En diciembre pasado, la familia de una de las víctimas encaró al canciller en su parroquia de Estación Central. Acorralado, el 2 de enero, él se autodenunció en la Opade. En secreto, Ezzati relevó a Muñoz de sus funciones y envió los antecedentes al Vaticano. Y no hizo nada más.

Tras recibir la confesión de crímenes sexuales contra menores, el arzobispo de Santiago no lo denunció a las autoridades chilenas. Con un agravante espantoso: según el Ministerio Público, los abusos continuaron hasta marzo de este año. Por al menos dos meses, un depredador sexual siguió atacando a menores sin que la Iglesia Católica actuara para detener esos crímenes evitables.

Cuando la fiscalía pidió la documentación de casos de abusos, le fue negada. Debió allanar las oficinas del arzobispado para poner tras las rejas a Muñoz Toledo, quien reconoce su autoría en algunos de los abusos denunciados.

Pero ese es un problema del Vaticano. Lo que nos compete es la respuesta del Estado de Chile, una república que en el último cuarto de siglo ha dado demasiadas muestras de sujeción a la Iglesia Católica. Hagamos memoria: Chile censuró a Martin Scorsese y a Iron Maiden porque a algunos miembros de la Iglesia les disgustaba su arte.

Nuestras autoridades frenaron discusiones sobre derechos civiles como el divorcio, la igualdad de los niños o el aborto, para no molestar a la jerarquía eclesiástica. Incluso se revirtieron o negociaron políticas de salud pública relativas a la educación sexual para no incomodar las pudendas sensibilidades de algunos obispos. Esto, de paso, fue un excelente negocio para los abusadores: no hay presa más fácil para un depredador sexual que un niño o adolescente abandonado a la ignorancia sobre su propio cuerpo.

Un poder simbolizado, año a año, por la procesión de las autoridades a la Catedral Metropolitana, para ser aleccionadas por el arzobispo de Santiago en el Tedéum. ¿Irán también este septiembre a escuchar el sermón de un imputado por encubrimiento?

Por eso lo que ocurre hoy es tan trascendente.

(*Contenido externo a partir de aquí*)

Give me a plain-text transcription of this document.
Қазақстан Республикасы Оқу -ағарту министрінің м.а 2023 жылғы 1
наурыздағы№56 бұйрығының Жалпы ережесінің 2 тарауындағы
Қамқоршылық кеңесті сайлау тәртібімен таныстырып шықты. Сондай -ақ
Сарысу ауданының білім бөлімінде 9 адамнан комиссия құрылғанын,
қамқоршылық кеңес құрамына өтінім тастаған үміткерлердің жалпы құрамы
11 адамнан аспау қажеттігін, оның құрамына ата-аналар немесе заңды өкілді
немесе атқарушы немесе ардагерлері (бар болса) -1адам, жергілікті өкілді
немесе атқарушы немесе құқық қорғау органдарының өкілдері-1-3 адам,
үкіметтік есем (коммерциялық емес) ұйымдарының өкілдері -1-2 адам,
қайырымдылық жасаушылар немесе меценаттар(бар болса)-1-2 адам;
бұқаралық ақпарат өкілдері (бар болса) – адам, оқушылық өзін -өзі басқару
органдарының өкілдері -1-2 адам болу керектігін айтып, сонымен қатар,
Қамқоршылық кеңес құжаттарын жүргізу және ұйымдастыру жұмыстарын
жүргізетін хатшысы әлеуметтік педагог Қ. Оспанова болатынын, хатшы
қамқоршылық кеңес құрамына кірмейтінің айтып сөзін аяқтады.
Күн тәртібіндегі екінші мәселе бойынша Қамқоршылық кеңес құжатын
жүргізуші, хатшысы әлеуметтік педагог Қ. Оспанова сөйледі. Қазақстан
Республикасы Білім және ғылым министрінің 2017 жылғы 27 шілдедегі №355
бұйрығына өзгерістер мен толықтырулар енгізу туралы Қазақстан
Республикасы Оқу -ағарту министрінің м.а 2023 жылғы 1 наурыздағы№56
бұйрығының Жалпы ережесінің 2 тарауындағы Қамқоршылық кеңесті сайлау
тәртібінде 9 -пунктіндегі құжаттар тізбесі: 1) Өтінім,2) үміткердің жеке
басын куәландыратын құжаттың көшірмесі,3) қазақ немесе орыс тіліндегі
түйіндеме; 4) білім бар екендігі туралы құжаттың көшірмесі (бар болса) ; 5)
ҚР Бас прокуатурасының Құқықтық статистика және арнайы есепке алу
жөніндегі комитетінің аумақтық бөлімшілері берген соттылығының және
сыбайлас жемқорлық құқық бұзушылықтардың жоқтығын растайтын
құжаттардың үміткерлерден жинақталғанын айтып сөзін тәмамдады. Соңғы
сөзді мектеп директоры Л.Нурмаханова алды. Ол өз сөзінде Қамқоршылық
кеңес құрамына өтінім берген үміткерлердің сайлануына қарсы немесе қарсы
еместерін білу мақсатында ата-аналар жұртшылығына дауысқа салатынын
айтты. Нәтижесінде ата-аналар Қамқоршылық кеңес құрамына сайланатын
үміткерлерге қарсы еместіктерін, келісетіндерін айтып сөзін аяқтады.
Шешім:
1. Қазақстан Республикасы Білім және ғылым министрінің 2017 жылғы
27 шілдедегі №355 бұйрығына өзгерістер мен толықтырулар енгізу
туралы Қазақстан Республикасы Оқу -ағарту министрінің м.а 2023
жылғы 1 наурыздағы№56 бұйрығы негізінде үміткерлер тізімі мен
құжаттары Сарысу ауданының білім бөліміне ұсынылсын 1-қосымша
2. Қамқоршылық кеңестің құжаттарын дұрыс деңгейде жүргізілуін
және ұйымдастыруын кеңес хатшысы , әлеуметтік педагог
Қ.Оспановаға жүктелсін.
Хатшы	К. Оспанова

Fiscales valerosos se atreven a cumplir su deber: allanar, incautar, arrestar, interrogar. Romper este pretendido Estado dentro del Estado que se ha arrogado por décadas el derecho a aplicar sus propias leyes, reduciendo delitos atroces a simples pecados y tratando a depredadores sexuales como ovejas descarriadas. Un "sistema de encubrimiento" en palabras del propio Jorge Bergoglio, aunque el vocero de los obispos chilenos, devenido exégeta del Vicario de Cristo, aclaró que el Papa "habla de encubrimiento en el sentido coloquial del término".

Por cierto, Ezzati está imputado, no condenado, y goza de derecho a la presunción de inocencia. Es que el triunfo de la república no es condenar al arzobispo: es tratarlo como a cualquier ciudadano; es que los derechos, garantías y responsabilidades legales se apliquen a todos por igual, lleven o no sotana. Sean o no "príncipes de la Iglesia".